Thursday, October 24, 2019

The Trade War’s Risks for Trump


For years now the Republican Party has used appeals to racism, homophobia and evangelical Christian extremism to convince voters in their base to vote against their own economic interest.  Donald Trump has embraced this playbook with gusto and ramped it up to new levels, with outright appeals to white supremacists and Christian dominionists. Now, the question is whether his ill-conceived trade wars and the damage being wrought on agriculture and manufacturing in swing states be enough to finally convince some in the GOP base to rethink their blind support for Trump.  Given that Trump's Electoral College win - a demonstration why that antiquated system needs to be repealed - was roughly 70,000 votes spread across three states, even a slight erosion in farming and manufacturing worker support could prove fatal.  A piece in Larry Sabato's Crystal Ball looks at the situation and the evidence that at least so far, policies embracing racism, homophobia and religious extremism are still working for Trump.  Here are excerpts:

Trump has taken a hard line on trade. He’s imposed tariffs on steel, aluminum, and on a wide variety of Chinese products. In response, China has slapped tariffs on American products.
If Trump’s trade strategy poses risks for the economy, it also poses risks for his reelection strategy. That’s because farmers and manufacturers in battleground states are facing retaliatory tariffs on their products.
To measure Trump’s degree of risk, we analyzed 14 battleground states — 10 of them won by Trump in 2016 and four won by Hillary Clinton.
Eight of the battleground states we studied are reliant on manufacturing and agriculture to a greater degree than the nation as a whole. In descending order, these eight states are Iowa, Wisconsin, Michigan, North Carolina, Ohio, Minnesota, Texas, and Pennsylvania.
Notice anything about these states?
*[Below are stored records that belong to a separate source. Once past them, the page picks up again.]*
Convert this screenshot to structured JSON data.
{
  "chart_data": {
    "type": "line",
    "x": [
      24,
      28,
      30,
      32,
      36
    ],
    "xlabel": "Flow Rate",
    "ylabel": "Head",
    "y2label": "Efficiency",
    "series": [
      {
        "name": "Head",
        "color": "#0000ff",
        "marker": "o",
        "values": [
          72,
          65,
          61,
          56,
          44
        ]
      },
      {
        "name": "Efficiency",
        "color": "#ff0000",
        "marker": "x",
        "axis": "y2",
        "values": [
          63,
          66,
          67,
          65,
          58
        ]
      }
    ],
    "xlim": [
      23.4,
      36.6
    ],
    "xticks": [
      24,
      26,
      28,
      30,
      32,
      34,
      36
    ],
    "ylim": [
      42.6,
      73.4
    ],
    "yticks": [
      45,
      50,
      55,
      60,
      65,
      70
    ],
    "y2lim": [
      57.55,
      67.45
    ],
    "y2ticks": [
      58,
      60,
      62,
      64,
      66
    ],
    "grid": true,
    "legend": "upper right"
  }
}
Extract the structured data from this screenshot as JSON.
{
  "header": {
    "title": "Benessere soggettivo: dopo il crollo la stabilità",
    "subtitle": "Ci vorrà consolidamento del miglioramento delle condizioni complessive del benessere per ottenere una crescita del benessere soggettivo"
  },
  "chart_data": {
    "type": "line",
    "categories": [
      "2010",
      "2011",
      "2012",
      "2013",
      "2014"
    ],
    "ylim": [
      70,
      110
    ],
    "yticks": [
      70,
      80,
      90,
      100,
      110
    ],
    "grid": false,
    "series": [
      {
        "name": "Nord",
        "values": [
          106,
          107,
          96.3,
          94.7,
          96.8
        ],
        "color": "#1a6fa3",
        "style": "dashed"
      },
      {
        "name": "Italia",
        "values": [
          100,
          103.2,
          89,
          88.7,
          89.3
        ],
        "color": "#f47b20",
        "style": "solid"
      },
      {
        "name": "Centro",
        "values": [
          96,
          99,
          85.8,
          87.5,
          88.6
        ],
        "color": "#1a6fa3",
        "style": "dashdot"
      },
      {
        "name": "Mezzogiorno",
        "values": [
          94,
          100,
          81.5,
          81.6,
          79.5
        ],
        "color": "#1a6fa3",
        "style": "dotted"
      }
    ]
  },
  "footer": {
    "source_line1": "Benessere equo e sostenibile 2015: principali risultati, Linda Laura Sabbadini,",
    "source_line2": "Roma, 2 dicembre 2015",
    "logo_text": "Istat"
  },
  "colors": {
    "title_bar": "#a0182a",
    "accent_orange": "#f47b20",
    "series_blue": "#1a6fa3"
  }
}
Trump won seven of them in 2016, making the core of his Electoral College majority at special risk from fallout from tariffs. Especially notable is the inclusion on this list of the three narrowly divided states that made his victory possible: Michigan, Pennsylvania, and Wisconsin.
[O]nly one state saw agricultural production grow between 2017 and 2018 — Georgia. The other 13 states saw declines in the agricultural sector during that period.
And the worst-performing agricultural states? Six of the seven worst-faring farm states were won by Trump in 2016 — those same three cornerstone states (Michigan, Pennsylvania, and Wisconsin) plus Arizona, Florida, and North Carolina . . . Two other Trump states, Iowa and Ohio, also fared worse than the national average.
[T]he most recent data available — the annualized change between the fourth quarter of 2018 and the first quarter of 2019 — shows a broad manufacturing slowdown.
Ten battleground states saw lower annualized manufacturing growth in the first quarter of the year than they saw during the previous full year. These included seven Trump-won states, three of which were the pivotal ones — Michigan, Pennsylvania, and Wisconsin.A key question, though, is whether any of this will matter electorally. When we checked with political observers in these states, they said that losses among farm and factory families pose a risk to Trump’s electoral prospects, but they added that there’s little hard evidence of that happening yet.
University of Northern Iowa political scientist Christopher Larimer — who calls this “the fundamental question heading into the 2020 election” — said he has “yet to see anything” that would suggest these voters are going to abandon the GOP in significant numbers. That could change as more polls are fielded as the election approaches.
One unknown is whether Democrats make a play for these demographic groups, said Terry Madonna, director of the Franklin and Marshall College poll in Pennsylvania.
“The Democrats still have not been regularly courting the working class, except for an occasional foray into places they predominate,” he said. In Pennsylvania, he said, Democratic gains seem more likely to come from Republicans in suburban areas turning against the president.
Depressed turnout among disaffected farm and factory voters might be more likely than actually switching rural and blue-collar Republicans to support whoever the Democratic nominee is.
Especially in the three pivotal states of Michigan, Pennsylvania, and Wisconsin, it wouldn’t take much to shift the balance.
Craig Gilbert, a political journalist for the Milwaukee Journal Sentinel, has reported extensively from the swing rural areas of western and southwestern Wisconsin. He said he hasn’t encountered any sign of mass defections from the historically strong levels of Trump support in 2016, but he added that it remains an open question whether more modest shifts could occur.
Bottom line: Trump’s trade policy could weaken his support in key states, but for now at least, there’s little evidence of widespread damage to Trump’s standing among the farm and factory demographics. Until further notice, cultural issues appear to be taking prominence over economic ones.

1 comment:

Sixpence Notthewiser said...

There’s nothing that will sway the trumpanzees. There’s no logic in their ‘white anxiety’ so...no.